Заказал значит я инструмент у фабрики Mengascini себе баянчик, все устроило, главное цена! всем советую кстати сделали приличную скидку в 30%, спросил почему, ответили что заинтересованы в распостранении инструментов в россии, и если на прямую у них заказывать, то скидку предоставляют обязательно. Это что касается плюсов раз.
Минус же в том,что инструмент отправили через UPS, международная служба доставки, думал заплачу за доставку и все, ага фиг, не ознакомившись с их тарифами за растаможку, звонят и говорят, за растаможку инструмента будьте добры оплатить около 1000 евро. ( инструмент выходил в 4000) Получается товар свыше 1000 евро оплачивается 30% с превышения этой суммы. ( т.е. превышение составляет 3000. соответственно 30% выходит 1000) или говорят инструмент отправят обратно со всеми расходами фабрики изготовителя со всеми удержками ( естественно за инструмент мною уже оплачен), плюс ко всему кучу документов требуют как с меня так и с фабрики (чеки, квитанции, обьяснения, инвойсы ит.д.) В итоге инструмент уже месяц на таможне. Фабрика конечно всячески извиняется, помогает с докум.в растаможивании. И вопрос форумчанам. КАКИЕ есть альтернативные способы доставки без растаможки до России?


----------



## zet10 (19 Июл 2014)

*vova*,
Вы наивный,чукотский парень!
Скидка у итальянцев(это так на секундочку) для таких ребят как Вы составляет 50% от прайс листа( который составляется специально для таких ребят как Вы)
С удачной покупкой))...


----------



## vev (19 Июл 2014)

*vova*,
Лучше каждому заниматься своим делом: одним играть, а другим возить. В каждом деле есть свои подводные камни и совершенно необязательно на них наступать. Лучше было бы оценить кто именно привезет баян дешевле ( цена в России) ну и везти ими. И затраты и геморой были бы минимизированы. 
Сам занимаюсь внешнеторговой деятельностью, но инструмент бы сам не повез.


----------



## vova (19 Июл 2014)

Zet, Спасибо! про скидку, я написал ее причину по их словам, я ж не особенный чтоб мне ее предоставлять?

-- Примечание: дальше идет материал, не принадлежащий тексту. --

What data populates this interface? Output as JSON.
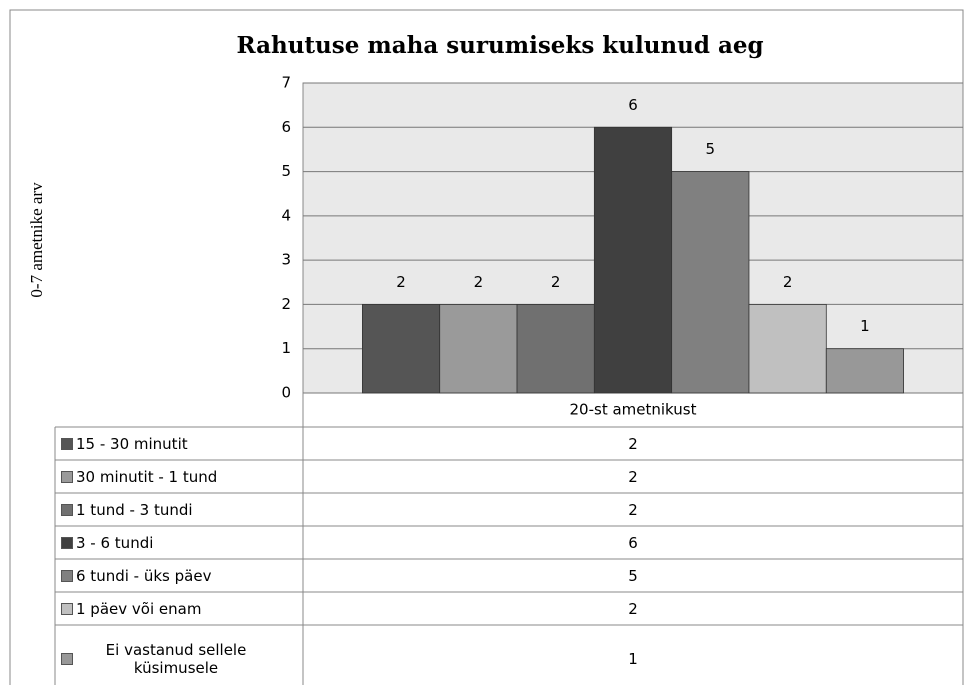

Vev, Про подводные камни, естественно если б знал,то поступил бы по другому.


----------



## oleg45120 (19 Июл 2014)

*vova*,
надо было посоветоваться хотя бы на этом форуме. А вы скидку увидели, и глаза загорелись. Надо было самому ехать. За 1000 евро и отдохнули бы, макарон итальянских с пиццей поели и вина хорошего и недорогого ну и инструмент бы привезли. Ну или договариваться с профессионалами договариваться, которые постоянно возят. Не буду пальцем показывать


----------



## vova (20 Июл 2014)

дак вот, и я о том же думал, в следующий раз так и сделаю :cray:


----------